La bande-son est proposée en version anglaise ou en version française, dans des remix 5.1 (le film étant mono d'origine) à l'intérêt peu flagrant. La localisation spatiale des sons reste toujours vague, le souffle est proéminent, le mixage confus, et ce même pour la musique. A notre sens, la seule présence de la piste mono d'origine (absente ici) aurait amplement suffi, même si le résultat d'ensemble de ces remix reste honnêtement écoutables. Le seul sous-titrage proposé est en anglais et destiné aux malentendants.

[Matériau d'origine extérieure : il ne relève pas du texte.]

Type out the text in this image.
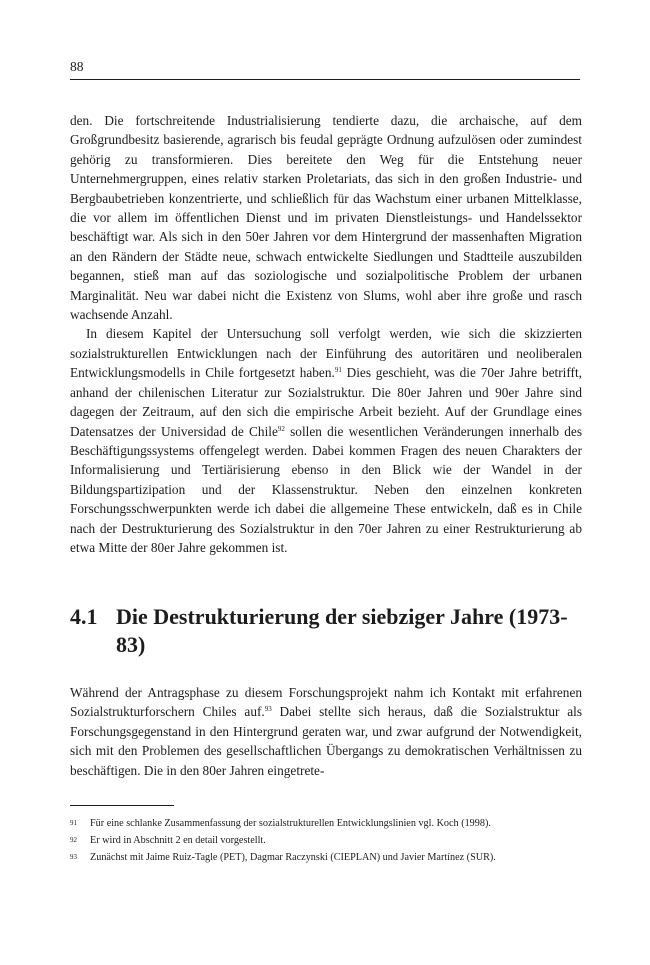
88

den. Die fortschreitende Industrialisierung tendierte dazu, die archaische, auf dem Großgrundbesitz basierende, agrarisch bis feudal geprägte Ordnung aufzulösen oder zumindest gehörig zu transformieren. Dies bereitete den Weg für die Entstehung neuer Unternehmergruppen, eines relativ starken Proletariats, das sich in den großen Industrie- und Bergbaubetrieben konzentrierte, und schließlich für das Wachstum einer urbanen Mittelklasse, die vor allem im öffentlichen Dienst und im privaten Dienstleistungs- und Handelssektor beschäftigt war. Als sich in den 50er Jahren vor dem Hintergrund der massenhaften Migration an den Rändern der Städte neue, schwach entwickelte Siedlungen und Stadtteile auszubilden begannen, stieß man auf das soziologische und sozialpolitische Problem der urbanen Marginalität. Neu war dabei nicht die Existenz von Slums, wohl aber ihre große und rasch wachsende Anzahl.

In diesem Kapitel der Untersuchung soll verfolgt werden, wie sich die skizzierten sozialstrukturellen Entwicklungen nach der Einführung des autoritären und neoliberalen Entwicklungsmodells in Chile fortgesetzt haben.$^{91}$ Dies geschieht, was die 70er Jahre betrifft, anhand der chilenischen Literatur zur Sozialstruktur. Die 80er Jahren und 90er Jahre sind dagegen der Zeitraum, auf den sich die empirische Arbeit bezieht. Auf der Grundlage eines Datensatzes der Universidad de Chile$^{92}$ sollen die wesentlichen Veränderungen innerhalb des Beschäftigungssystems offengelegt werden. Dabei kommen Fragen des neuen Charakters der Informalisierung und Tertiärisierung ebenso in den Blick wie der Wandel in der Bildungspartizipation und der Klassenstruktur. Neben den einzelnen konkreten Forschungsschwerpunkten werde ich dabei die allgemeine These entwickeln, daß es in Chile nach der Destrukturierung des Sozialstruktur in den 70er Jahren zu einer Restrukturierung ab etwa Mitte der 80er Jahre gekommen ist.

4.1 Die Destrukturierung der siebziger Jahre (1973-83)

Während der Antragsphase zu diesem Forschungsprojekt nahm ich Kontakt mit erfahrenen Sozialstrukturforschern Chiles auf.$^{93}$ Dabei stellte sich heraus, daß die Sozialstruktur als Forschungsgegenstand in den Hintergrund geraten war, und zwar aufgrund der Notwendigkeit, sich mit den Problemen des gesellschaftlichen Übergangs zu demokratischen Verhältnissen zu beschäftigen. Die in den 80er Jahren eingetrete-

91 Für eine schlanke Zusammenfassung der sozialstrukturellen Entwicklungslinien vgl. Koch (1998).
92 Er wird in Abschnitt 2 en detail vorgestellt.
93 Zunächst mit Jaime Ruiz-Tagle (PET), Dagmar Raczynski (CIEPLAN) und Javier Martínez (SUR).
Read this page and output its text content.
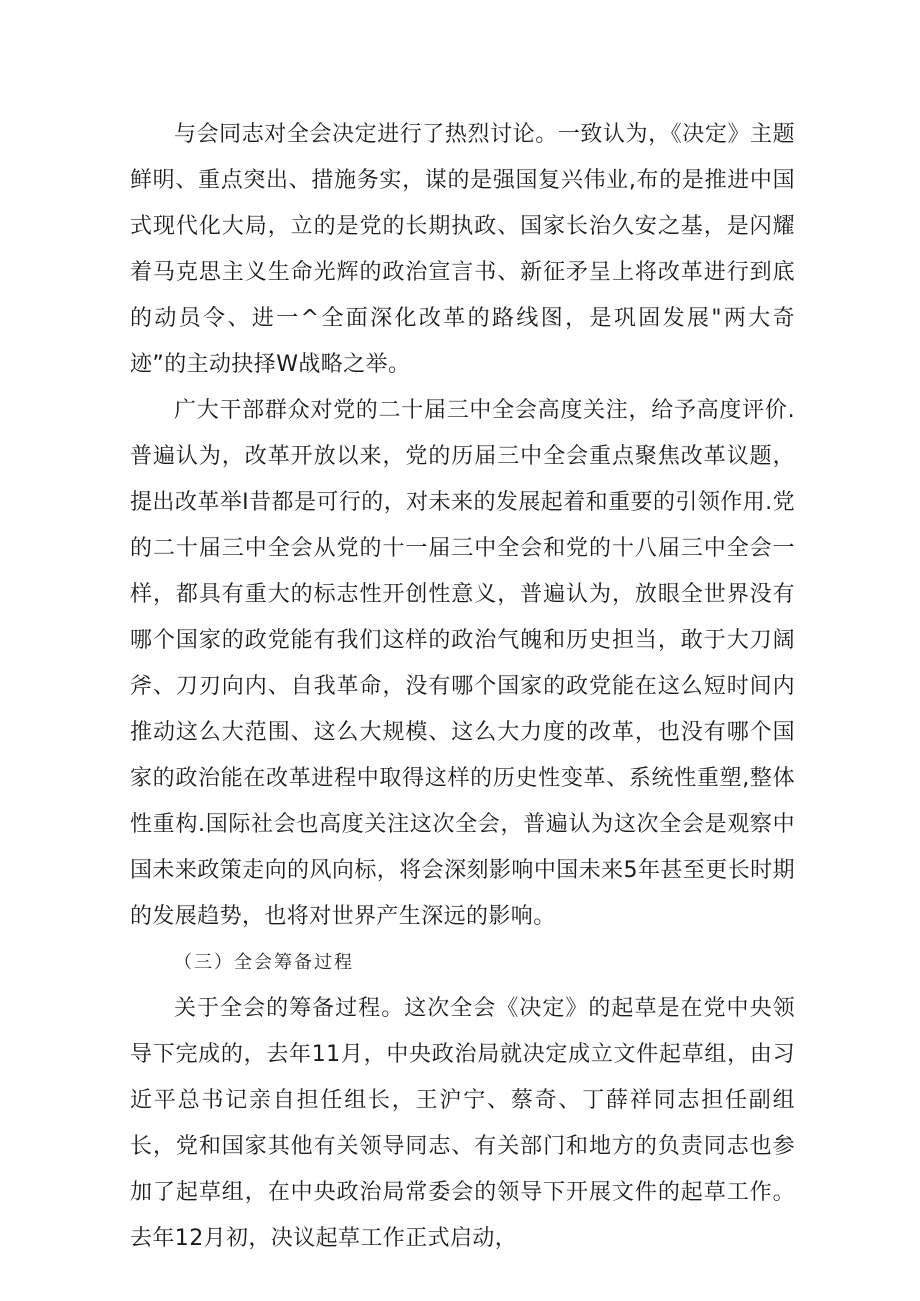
与会同志对全会决定进行了热烈讨论。一致认为，《决定》主题鲜明、重点突出、措施务实，谋的是强国复兴伟业,布的是推进中国式现代化大局，立的是党的长期执政、国家长治久安之基，是闪耀着马克思主义生命光辉的政治宣言书、新征矛呈上将改革进行到底的动员令、进一^全面深化改革的路线图，是巩固发展"两大奇迹”的主动抉择W战略之举。

广大干部群众对党的二十届三中全会高度关注，给予高度评价.普遍认为，改革开放以来，党的历届三中全会重点聚焦改革议题，提出改革举I昔都是可行的，对未来的发展起着和重要的引领作用.党的二十届三中全会从党的十一届三中全会和党的十八届三中全会一样，都具有重大的标志性开创性意义，普遍认为，放眼全世界没有哪个国家的政党能有我们这样的政治气魄和历史担当，敢于大刀阔斧、刀刃向内、自我革命，没有哪个国家的政党能在这么短时间内推动这么大范围、这么大规模、这么大力度的改革，也没有哪个国家的政治能在改革进程中取得这样的历史性变革、系统性重塑,整体性重构.国际社会也高度关注这次全会，普遍认为这次全会是观察中国未来政策走向的风向标，将会深刻影响中国未来5年甚至更长时期的发展趋势，也将对世界产生深远的影响。

（三）全会筹备过程

关于全会的筹备过程。这次全会《决定》的起草是在党中央领导下完成的，去年11月，中央政治局就决定成立文件起草组，由习近平总书记亲自担任组长，王沪宁、蔡奇、丁薛祥同志担任副组长，党和国家其他有关领导同志、有关部门和地方的负责同志也参加了起草组，在中央政治局常委会的领导下开展文件的起草工作。去年12月初，决议起草工作正式启动，
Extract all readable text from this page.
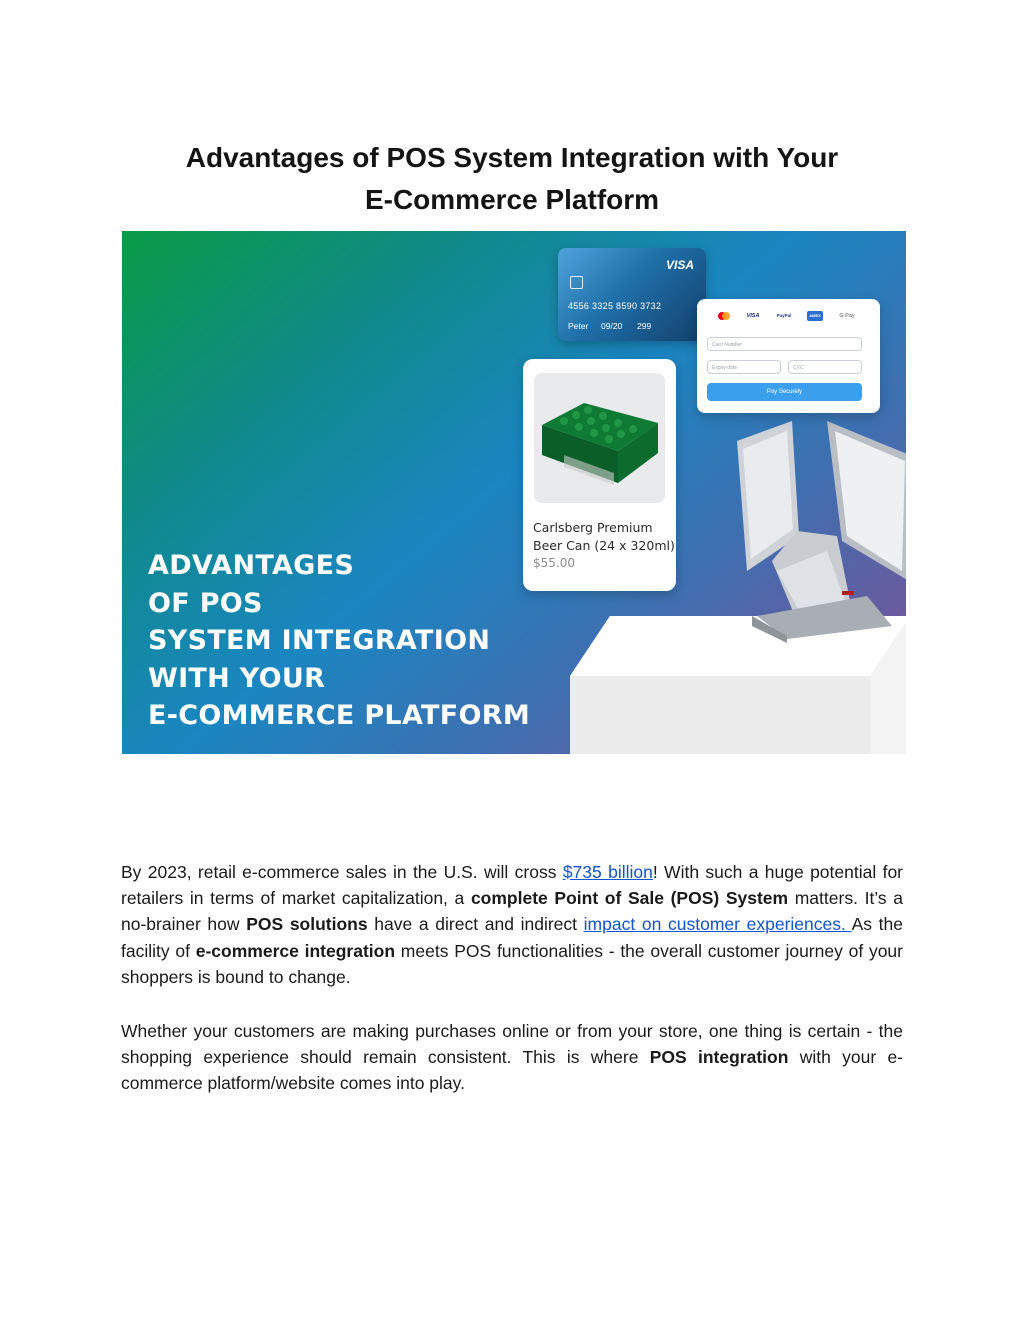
Advantages of POS System Integration with Your
E-Commerce Platform
VISA
4556 3325 8590 3732
Peter 09/20 299
VISA	PayPal	AMEX	G Pay
Card Number
Expiry date	CVC
Pay Securely
Carlsberg Premium
Beer Can (24 x 320ml)
$55.00
ADVANTAGES
OF POS
SYSTEM INTEGRATION
WITH YOUR
E-COMMERCE PLATFORM

By 2023, retail e-commerce sales in the U.S. will cross $735 billion! With such a huge potential for retailers in terms of market capitalization, a complete Point of Sale (POS) System matters. It’s a no-brainer how POS solutions have a direct and indirect impact on customer experiences. As the facility of e-commerce integration meets POS functionalities - the overall customer journey of your shoppers is bound to change.

Whether your customers are making purchases online or from your store, one thing is certain - the shopping experience should remain consistent. This is where POS integration with your e-commerce platform/website comes into play.
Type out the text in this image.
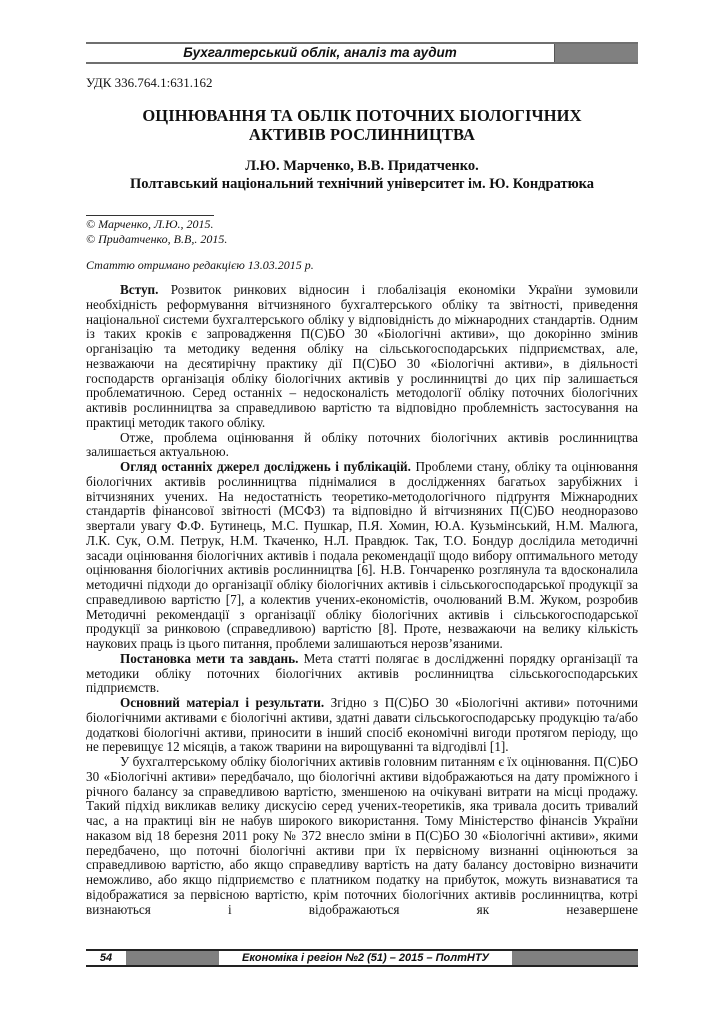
Бухгалтерський облік, аналіз та аудит
УДК 336.764.1:631.162
ОЦІНЮВАННЯ ТА ОБЛІК ПОТОЧНИХ БІОЛОГІЧНИХ
АКТИВІВ РОСЛИННИЦТВА
Л.Ю. Марченко, В.В. Придатченко.
Полтавський національний технічний університет ім. Ю. Кондратюка
© Марченко, Л.Ю., 2015.
© Придатченко, В.В,. 2015.
Статтю отримано редакцією 13.03.2015 р.

Вступ. Розвиток ринкових відносин і глобалізація економіки України зумовили необхідність реформування вітчизняного бухгалтерського обліку та звітності, приведення національної системи бухгалтерського обліку у відповідність до міжнародних стандартів. Одним із таких кроків є запровадження П(С)БО 30 «Біологічні активи», що докорінно змінив організацію та методику ведення обліку на сільськогосподарських підприємствах, але, незважаючи на десятирічну практику дії П(С)БО 30 «Біологічні активи», в діяльності господарств організація обліку біологічних активів у рослинництві до цих пір залишається проблематичною. Серед останніх – недосконалість методології обліку поточних біологічних активів рослинництва за справедливою вартістю та відповідно проблемність застосування на практиці методик такого обліку.

Отже, проблема оцінювання й обліку поточних біологічних активів рослинництва залишається актуальною.

Огляд останніх джерел досліджень і публікацій. Проблеми стану, обліку та оцінювання біологічних активів рослинництва піднімалися в дослідженнях багатьох зарубіжних і вітчизняних учених. На недостатність теоретико-методологічного підґрунтя Міжнародних стандартів фінансової звітності (МСФЗ) та відповідно й вітчизняних П(С)БО неодноразово звертали увагу Ф.Ф. Бутинець, М.С. Пушкар, П.Я. Хомин, Ю.А. Кузьмінський, Н.М. Малюга, Л.К. Сук, О.М. Петрук, Н.М. Ткаченко, Н.Л. Правдюк. Так, Т.О. Бондур дослідила методичні засади оцінювання біологічних активів і подала рекомендації щодо вибору оптимального методу оцінювання біологічних активів рослинництва [6]. Н.В. Гончаренко розглянула та вдосконалила методичні підходи до організації обліку біологічних активів і сільськогосподарської продукції за справедливою вартістю [7], а колектив учених-економістів, очолюваний В.М. Жуком, розробив Методичні рекомендації з організації обліку біологічних активів і сільськогосподарської продукції за ринковою (справедливою) вартістю [8]. Проте, незважаючи на велику кількість наукових праць із цього питання, проблеми залишаються нерозв’язаними.

Постановка мети та завдань. Мета статті полягає в дослідженні порядку організації та методики обліку поточних біологічних активів рослинництва сільськогосподарських підприємств.

Основний матеріал і результати. Згідно з П(С)БО 30 «Біологічні активи» поточними біологічними активами є біологічні активи, здатні давати сільськогосподарську продукцію та/або додаткові біологічні активи, приносити в інший спосіб економічні вигоди протягом періоду, що не перевищує 12 місяців, а також тварини на вирощуванні та відгодівлі [1].

У бухгалтерському обліку біологічних активів головним питанням є їх оцінювання. П(С)БО 30 «Біологічні активи» передбачало, що біологічні активи відображаються на дату проміжного і річного балансу за справедливою вартістю, зменшеною на очікувані витрати на місці продажу. Такий підхід викликав велику дискусію серед учених-теоретиків, яка тривала досить тривалий час, а на практиці він не набув широкого використання. Тому Міністерство фінансів України наказом від 18 березня 2011 року № 372 внесло зміни в П(С)БО 30 «Біологічні активи», якими передбачено, що поточні біологічні активи при їх первісному визнанні оцінюються за справедливою вартістю, або якщо справедливу вартість на дату балансу достовірно визначити неможливо, або якщо підприємство є платником податку на прибуток, можуть визнаватися та відображатися за первісною вартістю, крім поточних біологічних активів рослинництва, котрі визнаються і відображаються як незавершене

54	Економіка і регіон №2 (51) – 2015 – ПолтНТУ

Comme nous l'avons écrit plus haut, cette édition «2-movie collection» de LA MONTAGNE ENSORCELEE nous permet de trouver deux films sur un seul DVD. Le prix à payer est toutefois l'absence de tout supplément, hormis une sélection de bandes-annonces pour des DVD ou films Disney tels que CARS, LA PETITE SIRENE, BIENVENUE CHEZ LES ROBINSON ou PIRATES DES CARAIBES : LE SECRET DU COFFRE MAUDIT.
Bref, nous avons affaire à une édition dont l'avantage est avant tout économique – deux films pour le prix d'un ! - mais offrant néanmoins des prestations techniques tout à fait honorables.